Boston Public Schools fixes odor that made $73M Roxbury school smell like poop
An odor that permeated for months inside one of Boston’s newest schools, making the $73-million facility smell like “human waste,” has dissipated, according to district officials.
A facilities crew within Boston Public Schools made repairs during April break to a sewer gas vent pipe and a grease trap that had been the source of the “powerful and lingering sewage smell” at Dearborn STEM Academy in Roxbury.
Head of School Darlene Marcano wrote in an April 24 letter to the school community that the repairs to the equipment, in a wall within the boys locker room and kitchen, respectively, would hopefully “resolve” the issue that disrupted classes and made students and teachers feel ill.
District spokesman Max Baker confirmed to the Herald that the “smell has been fixed.”
“Environmental teams have visited our building multiple times since the odor was first reported and concluded each time that there is no safety concern,” Marcano wrote in the letter, which the Herald obtained on Friday. “I want to reassure you that we will continue to monitor this matter to ensure the health and well-being of all students, families, educators, and staff.”
The smell had been top of mind for students and teachers at the “state-of-the-art” facility, which opened in 2018, for most of the year, but it came to the district’s forefront in February and March.
A trio of teachers shared their stories of dealing with the smell during a School Committee meeting on March 27, as they called on district leadership to step forward to make the miserable experience go away.
“To be transparent, it is the smell of human waste so our school smells like poop,” said Steven Benjamin, a middle school reading specialist and special education teacher.
The district’s facilities management team conducted a test in late February and identified two areas within the school’s plumbing system that were believed to be causing the nauseating smell, Baker told the Herald in early April.
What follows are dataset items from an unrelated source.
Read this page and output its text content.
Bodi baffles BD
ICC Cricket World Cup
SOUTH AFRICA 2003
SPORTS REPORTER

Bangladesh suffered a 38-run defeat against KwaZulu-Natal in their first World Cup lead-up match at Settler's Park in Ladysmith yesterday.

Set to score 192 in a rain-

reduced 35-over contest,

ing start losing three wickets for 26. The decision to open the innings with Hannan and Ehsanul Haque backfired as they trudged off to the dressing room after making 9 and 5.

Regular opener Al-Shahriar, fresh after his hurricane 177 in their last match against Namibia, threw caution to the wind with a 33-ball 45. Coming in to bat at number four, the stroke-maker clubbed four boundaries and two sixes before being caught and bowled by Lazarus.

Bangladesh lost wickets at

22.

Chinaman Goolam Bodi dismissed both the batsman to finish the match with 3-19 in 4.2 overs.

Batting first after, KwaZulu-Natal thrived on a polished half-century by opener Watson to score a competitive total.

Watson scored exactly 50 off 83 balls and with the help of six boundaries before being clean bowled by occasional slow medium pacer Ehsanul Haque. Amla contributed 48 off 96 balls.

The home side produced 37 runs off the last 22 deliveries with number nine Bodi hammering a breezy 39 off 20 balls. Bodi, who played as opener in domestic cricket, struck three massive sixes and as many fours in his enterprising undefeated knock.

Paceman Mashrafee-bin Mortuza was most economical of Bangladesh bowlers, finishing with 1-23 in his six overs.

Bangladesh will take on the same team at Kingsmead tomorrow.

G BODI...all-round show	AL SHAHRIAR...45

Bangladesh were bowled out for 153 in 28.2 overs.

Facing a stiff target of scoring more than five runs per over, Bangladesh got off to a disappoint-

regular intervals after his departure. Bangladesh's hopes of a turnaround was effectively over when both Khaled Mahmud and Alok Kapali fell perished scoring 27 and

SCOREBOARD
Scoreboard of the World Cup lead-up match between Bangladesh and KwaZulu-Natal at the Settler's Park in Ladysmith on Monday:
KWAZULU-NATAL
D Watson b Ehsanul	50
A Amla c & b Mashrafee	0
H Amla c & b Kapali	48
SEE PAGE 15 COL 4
Officials told staff to pour water down drains to prevent the odor from growing, but the temporary solution came up short.
In March, the facilities management team scheduled another test to determine whether the smell was coming from beneath the 128,000-square-foot facility. But the test could only be performed on Thursdays, meaning it had to be pushed back to school break, on April 18, when nobody is inside the building, Baker said.
Gilbane Building Co., in partnership with JANEY Construction Management, completed construction of the school in the summer of 2018.
District officials met with the original building contractor on site on April 11 “to discuss additional solutions to minimize the odor within the building.”
The Dearborn opened to great fanfare in 2018, with the grade 6-12 early college academy marking the first new school construction project in 15 years at the time in the district. Officials hailed the facility as a model for future projects.
“The smell is unacceptable for student learning and my teaching,” tenth-grade science teacher Julia Kiely told the School Committee in March. “It is so intense that students say they can taste it.”